Using Data to Predict House Sale Prices in Ames, Iowa
The skills the author demonstrated here can be learned through taking Data Science with Machine Learning bootcamp with NYC Data Science Academy.
Introduction
Ames, Iowa is the college town of Iowa State University. The Ames housing data set consists of about 2500 houses sale records between 2006−2010 Sale Price of Houses in Ames, Iowa. which includes Detailed information about the house attributes and their Prices.
It has 81 features which were describing the house. It focuses on the quality and quantity of many physical attributes of the property. Like number of rooms, how big is the lot, year built, overall quality, exterior quality and etc.
The Aim of the project :
- Perform descriptive data analysis to gain business insights.
- Build descriptive machine learning models to understand the local housing market.
- Build predictive machine learning models for the local house price prediction.
Results and Findings:
Features Correlation To Price
The following features have higher correlation score with the sales column (above 0.5) :
- OverallQual
- GrLivArea
- ExterQual
- KitchenQua
- TotalBsmtSF
- 1stFlrSF
- GarageCars
- GarageArea
- BsmtQual
- YearBuilt
- FullBath
- FireplaceQu
- GarageYrBlt
- YearRemodAdd
The housing Price increases as Quality increases in general
People tend to buy more houses during the second quarter of the year ( May-August ) . There also might be some correlation to Temperature degrees and School off period.
Average Sale Price and Neighborhood tend to be correlated.
The sale price increase as the ground area increases. Also, the overall quality shows the quality of the materials used in the construction of the house has a direct relationship with the price.
Sale Price and Total square feet of basement area.

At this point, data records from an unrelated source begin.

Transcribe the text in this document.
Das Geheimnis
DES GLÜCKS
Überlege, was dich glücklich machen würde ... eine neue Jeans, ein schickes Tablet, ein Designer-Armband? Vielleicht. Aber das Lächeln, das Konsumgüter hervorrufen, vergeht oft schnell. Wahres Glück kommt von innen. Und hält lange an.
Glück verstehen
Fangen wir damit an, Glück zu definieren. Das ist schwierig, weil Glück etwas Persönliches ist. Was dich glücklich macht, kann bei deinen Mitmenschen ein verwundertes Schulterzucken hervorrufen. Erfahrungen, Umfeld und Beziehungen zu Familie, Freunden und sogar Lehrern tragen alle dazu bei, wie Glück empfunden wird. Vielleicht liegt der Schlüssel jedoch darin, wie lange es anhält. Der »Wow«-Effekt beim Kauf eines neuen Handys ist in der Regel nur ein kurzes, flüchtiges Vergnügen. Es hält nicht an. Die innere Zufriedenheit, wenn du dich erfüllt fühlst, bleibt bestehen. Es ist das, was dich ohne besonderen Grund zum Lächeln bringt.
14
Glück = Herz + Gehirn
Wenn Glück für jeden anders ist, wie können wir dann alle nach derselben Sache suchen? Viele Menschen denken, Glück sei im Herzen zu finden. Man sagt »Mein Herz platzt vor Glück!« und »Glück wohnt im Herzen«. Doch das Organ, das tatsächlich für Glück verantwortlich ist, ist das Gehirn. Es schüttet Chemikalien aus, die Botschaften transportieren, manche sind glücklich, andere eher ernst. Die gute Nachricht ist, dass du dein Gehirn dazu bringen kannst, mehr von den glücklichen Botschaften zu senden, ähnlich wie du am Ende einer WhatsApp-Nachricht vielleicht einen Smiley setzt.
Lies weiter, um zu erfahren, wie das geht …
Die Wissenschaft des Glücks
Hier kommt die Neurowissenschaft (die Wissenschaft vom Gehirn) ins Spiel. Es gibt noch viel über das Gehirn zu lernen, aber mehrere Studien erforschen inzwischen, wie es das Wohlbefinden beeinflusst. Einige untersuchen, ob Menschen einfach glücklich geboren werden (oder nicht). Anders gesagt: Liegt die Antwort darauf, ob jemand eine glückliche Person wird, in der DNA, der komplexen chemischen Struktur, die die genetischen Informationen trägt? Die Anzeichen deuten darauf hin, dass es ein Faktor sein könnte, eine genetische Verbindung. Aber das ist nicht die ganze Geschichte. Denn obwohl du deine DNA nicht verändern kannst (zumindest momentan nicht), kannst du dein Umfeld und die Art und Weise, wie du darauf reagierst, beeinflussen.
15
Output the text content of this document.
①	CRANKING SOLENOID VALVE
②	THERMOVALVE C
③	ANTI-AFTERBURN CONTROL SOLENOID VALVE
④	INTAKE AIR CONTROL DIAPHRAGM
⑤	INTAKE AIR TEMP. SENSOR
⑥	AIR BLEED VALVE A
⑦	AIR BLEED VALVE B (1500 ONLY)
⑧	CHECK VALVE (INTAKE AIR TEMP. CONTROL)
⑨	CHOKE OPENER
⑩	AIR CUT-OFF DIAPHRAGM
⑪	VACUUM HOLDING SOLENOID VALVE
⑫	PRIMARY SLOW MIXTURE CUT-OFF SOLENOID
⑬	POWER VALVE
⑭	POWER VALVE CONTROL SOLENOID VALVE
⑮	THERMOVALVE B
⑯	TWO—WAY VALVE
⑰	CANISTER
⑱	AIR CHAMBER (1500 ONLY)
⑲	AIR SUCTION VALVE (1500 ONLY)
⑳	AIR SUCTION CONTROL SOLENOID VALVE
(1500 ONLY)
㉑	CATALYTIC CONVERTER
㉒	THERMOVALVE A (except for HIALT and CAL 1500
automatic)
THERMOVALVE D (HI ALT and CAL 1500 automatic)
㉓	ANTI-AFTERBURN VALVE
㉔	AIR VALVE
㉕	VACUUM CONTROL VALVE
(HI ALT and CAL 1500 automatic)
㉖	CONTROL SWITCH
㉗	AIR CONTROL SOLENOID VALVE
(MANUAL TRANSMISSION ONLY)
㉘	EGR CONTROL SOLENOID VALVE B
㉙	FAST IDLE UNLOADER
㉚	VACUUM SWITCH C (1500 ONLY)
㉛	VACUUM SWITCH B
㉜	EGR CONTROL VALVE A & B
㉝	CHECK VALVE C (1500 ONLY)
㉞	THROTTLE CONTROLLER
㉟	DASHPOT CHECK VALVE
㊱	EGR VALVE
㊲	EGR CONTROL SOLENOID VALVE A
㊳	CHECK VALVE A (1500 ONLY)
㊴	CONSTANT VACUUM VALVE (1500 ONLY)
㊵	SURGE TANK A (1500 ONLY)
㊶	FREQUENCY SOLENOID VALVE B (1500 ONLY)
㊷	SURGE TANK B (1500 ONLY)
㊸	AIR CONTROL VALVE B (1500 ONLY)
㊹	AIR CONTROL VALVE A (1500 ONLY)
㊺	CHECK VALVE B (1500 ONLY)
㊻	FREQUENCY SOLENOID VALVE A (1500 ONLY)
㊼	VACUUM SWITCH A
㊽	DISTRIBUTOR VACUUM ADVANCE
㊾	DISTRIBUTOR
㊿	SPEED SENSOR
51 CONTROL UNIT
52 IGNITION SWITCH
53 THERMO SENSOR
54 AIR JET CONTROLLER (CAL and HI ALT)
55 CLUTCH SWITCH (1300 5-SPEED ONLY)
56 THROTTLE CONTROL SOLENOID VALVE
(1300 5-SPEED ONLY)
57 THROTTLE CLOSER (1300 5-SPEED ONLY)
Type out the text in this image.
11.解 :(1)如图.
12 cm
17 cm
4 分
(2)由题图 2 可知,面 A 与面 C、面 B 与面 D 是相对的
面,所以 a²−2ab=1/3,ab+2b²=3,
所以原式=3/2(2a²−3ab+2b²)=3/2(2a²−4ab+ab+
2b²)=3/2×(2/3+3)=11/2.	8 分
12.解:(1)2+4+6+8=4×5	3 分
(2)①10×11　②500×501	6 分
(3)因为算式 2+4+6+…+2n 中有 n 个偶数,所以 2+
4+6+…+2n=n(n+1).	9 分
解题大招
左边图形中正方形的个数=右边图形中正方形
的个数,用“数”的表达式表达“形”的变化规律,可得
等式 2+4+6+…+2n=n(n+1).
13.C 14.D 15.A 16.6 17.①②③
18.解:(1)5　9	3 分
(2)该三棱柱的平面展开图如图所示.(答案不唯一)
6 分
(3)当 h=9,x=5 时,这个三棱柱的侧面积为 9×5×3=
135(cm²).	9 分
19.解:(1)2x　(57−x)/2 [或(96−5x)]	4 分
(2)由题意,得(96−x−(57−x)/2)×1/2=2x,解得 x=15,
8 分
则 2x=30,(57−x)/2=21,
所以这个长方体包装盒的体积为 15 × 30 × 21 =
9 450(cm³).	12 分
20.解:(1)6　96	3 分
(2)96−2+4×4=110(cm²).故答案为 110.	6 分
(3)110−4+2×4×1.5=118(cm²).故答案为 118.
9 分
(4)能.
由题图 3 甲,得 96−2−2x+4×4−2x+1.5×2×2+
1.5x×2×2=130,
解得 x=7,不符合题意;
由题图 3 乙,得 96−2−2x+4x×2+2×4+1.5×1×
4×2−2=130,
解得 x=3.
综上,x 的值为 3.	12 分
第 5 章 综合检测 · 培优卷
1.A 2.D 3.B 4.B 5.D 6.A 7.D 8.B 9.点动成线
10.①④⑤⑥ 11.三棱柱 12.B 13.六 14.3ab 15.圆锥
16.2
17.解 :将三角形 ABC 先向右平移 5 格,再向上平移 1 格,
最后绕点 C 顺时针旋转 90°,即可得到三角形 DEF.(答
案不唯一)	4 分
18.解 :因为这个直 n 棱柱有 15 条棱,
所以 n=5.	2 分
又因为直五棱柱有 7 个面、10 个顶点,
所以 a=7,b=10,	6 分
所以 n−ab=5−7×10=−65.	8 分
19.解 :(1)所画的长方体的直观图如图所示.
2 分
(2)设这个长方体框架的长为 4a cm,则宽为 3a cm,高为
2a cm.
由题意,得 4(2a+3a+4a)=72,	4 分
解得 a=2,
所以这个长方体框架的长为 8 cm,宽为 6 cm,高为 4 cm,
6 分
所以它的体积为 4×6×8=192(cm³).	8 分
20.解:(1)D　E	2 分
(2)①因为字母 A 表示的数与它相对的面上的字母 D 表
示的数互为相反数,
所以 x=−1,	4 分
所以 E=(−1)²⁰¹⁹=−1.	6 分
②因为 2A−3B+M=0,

As the basement area increase the sale price increases. and for areas above 2000 sqrt-ft the BLQ type is to dominant in term of sales.
Lot size in square feet does not affect the price of the house, I general most houses have small land areas .On the Opposite the external quality affects the price directly.
The majority of buyers buy one-story or two-story homes with one family building type.
Buyers are not interested in whether the house has a swimming pool or not, and this is evident through the years of sale.
Customers tend to buy house with more Heating and Central Cooling houses/units.
The Modeling:
All Features Approach:
We used all features + some new derived Features.
Partial Features Approach:
We chose the top 15 features that are correlated with sales prices.
Models Comparison:
Models Comparison Score
All Features VS Partial highly correlated
Geo Area of Ames:
Future Work:
Apply Different type of Modeling:
- Try to apply more Modeling to the data and check if its prediction accuracy is better.
Enhance existing models:
- Try to filter the features used using the feature engineering methods to enhance the accuracy score.
Enhance mapping the data on the map:
- Tune and enhance mapping the locations to the map , by increasing the number of points on map and coloring them by price values.